Your sense of who you are will determine your actions and what you end up getting in life...Ask for more, aim high, and believe that you are destined for something great....People follow those who know where they are going, so cultivate an air of certainty and boldness.

Conforming to people's expectations is safer and more comfortable, even if doing so makes you feel miserable and confined. In essence, you are afraid of yourself and what you could become.

When you raise your opinion of yourself and what you are capable of it has a decided influence on what you do. For instance, you feel more comfortable taking some risk, knowing that you are always able to get back up on your feet if it fails.

Free action has a momentum of its own.

The powerful learn early in life that they have the freedom to mold their image, fitting the needs and moods of the moment. In this way, they keep others off balance and maintain an air of mystery.

The higher your self-belief, the more your power to transform reality.

We cling to jobs, relationships, and comfortable positions, all to elude the feeling of separation. We grow overly conservative because any kind of risk might entail adversity, failure, or pain.
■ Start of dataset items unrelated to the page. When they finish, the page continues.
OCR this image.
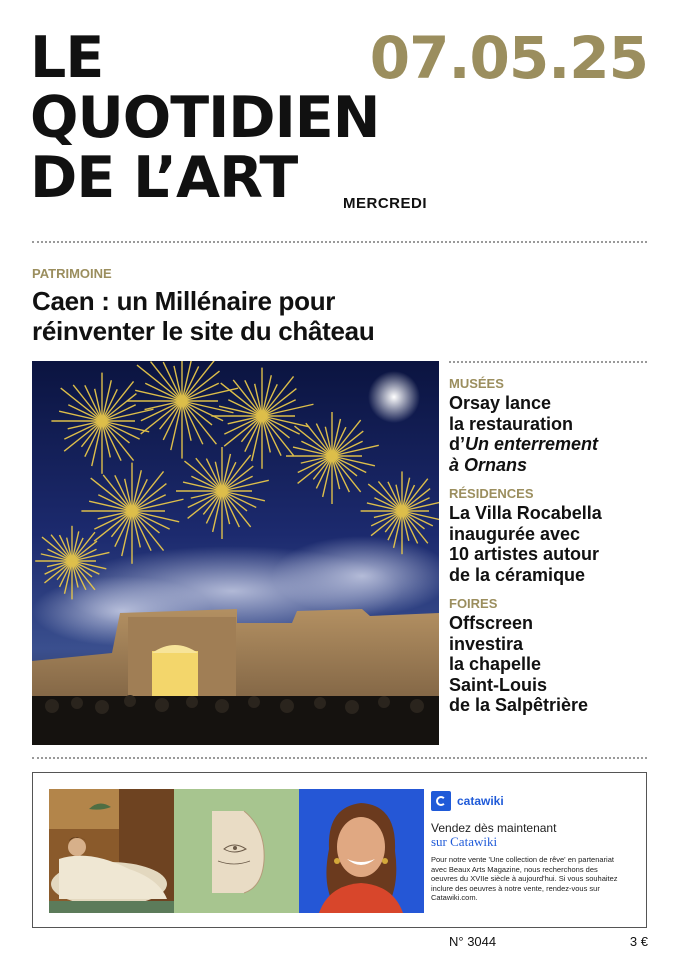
LE
QUOTIDIEN
DE L’ART
07.05.25
MERCREDI
PATRIMOINE
Caen : un Millénaire pour
réinventer le site du château
MUSÉES
Orsay lance
la restauration
d’Un enterrement
à Ornans
RÉSIDENCES
La Villa Rocabella
inaugurée avec
10 artistes autour
de la céramique
FOIRES
Offscreen
investira
la chapelle
Saint-Louis
de la Salpêtrière
catawiki
Vendez dès maintenant
sur Catawiki
Pour notre vente 'Une collection de rêve' en partenariat avec Beaux Arts Magazine, nous recherchons des oeuvres du XVIIe siècle à aujourd'hui. Si vous souhaitez inclure des oeuvres à notre vente, rendez-vous sur Catawiki.com.
N° 3044	3 €
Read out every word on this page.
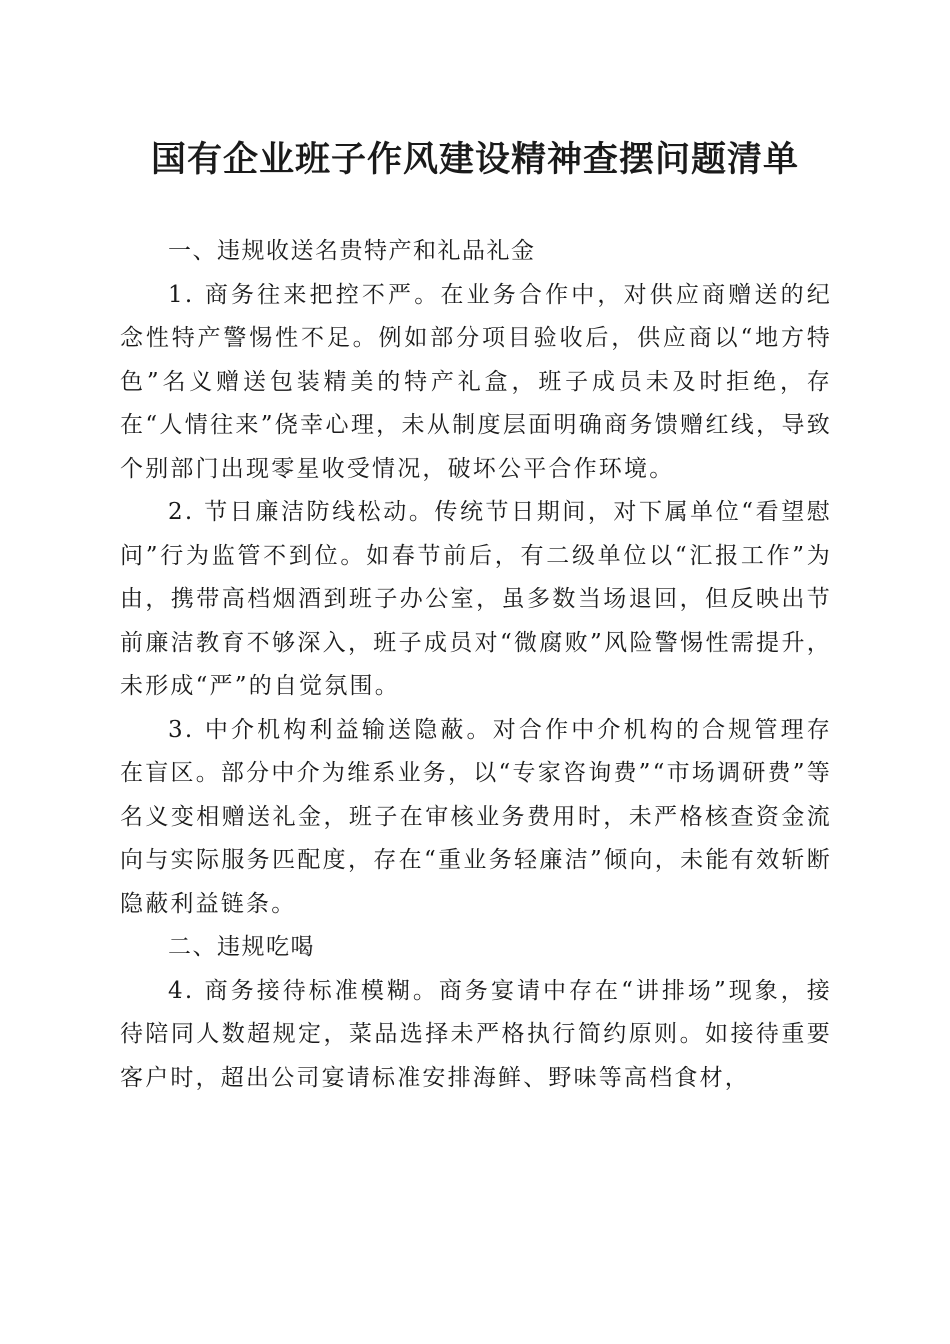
国有企业班子作风建设精神查摆问题清单

一、违规收送名贵特产和礼品礼金

1. 商务往来把控不严。在业务合作中，对供应商赠送的纪念性特产警惕性不足。例如部分项目验收后，供应商以“地方特色”名义赠送包装精美的特产礼盒，班子成员未及时拒绝，存在“人情往来”侥幸心理，未从制度层面明确商务馈赠红线，导致个别部门出现零星收受情况，破坏公平合作环境。

2. 节日廉洁防线松动。传统节日期间，对下属单位“看望慰问”行为监管不到位。如春节前后，有二级单位以“汇报工作”为由，携带高档烟酒到班子办公室，虽多数当场退回，但反映出节前廉洁教育不够深入，班子成员对“微腐败”风险警惕性需提升，未形成“严”的自觉氛围。

3. 中介机构利益输送隐蔽。对合作中介机构的合规管理存在盲区。部分中介为维系业务，以“专家咨询费”“市场调研费”等名义变相赠送礼金，班子在审核业务费用时，未严格核查资金流向与实际服务匹配度，存在“重业务轻廉洁”倾向，未能有效斩断隐蔽利益链条。

二、违规吃喝

4. 商务接待标准模糊。商务宴请中存在“讲排场”现象，接待陪同人数超规定，菜品选择未严格执行简约原则。如接待重要客户时，超出公司宴请标准安排海鲜、野味等高档食材，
Whenever life feels particularly dull or confining, we can force ourselves to leave familiar ground. This could mean traveling to some particularly exotic location, attempting something physically challenging (a sea voyage or scaling a mountain), or simply embarking on a new venture in which we are not certain we can succeed. In each case we are experiencing a moment of powerlessness in the face of something large and overwhelming.

In the face of this undeniable reality, of this eternal expanse, how can we not feel the preciousness of the present? It is a miracle to be alive even one more day.

There are two kinds of time we can experience–the banal and the sublime variety.
-Banal time is extremely limited in scope. It consists of the present moment and stretches out to a few weeks ahead of us. See things as being far more important than they are, unaware that in a few weeks or a year, what stirs us all up will not matter.
-Sublime time we become aware that everything is in a state of flux; nothing is permanent.

Contemplating sublime time has innumerable positive effects–it makes us feel a sense of urgency to get things done now, gives us a better grasp of what really matters, and instills a heightened appreciation of the passage of time, the poignancy and beauty of all things that all things that fade away.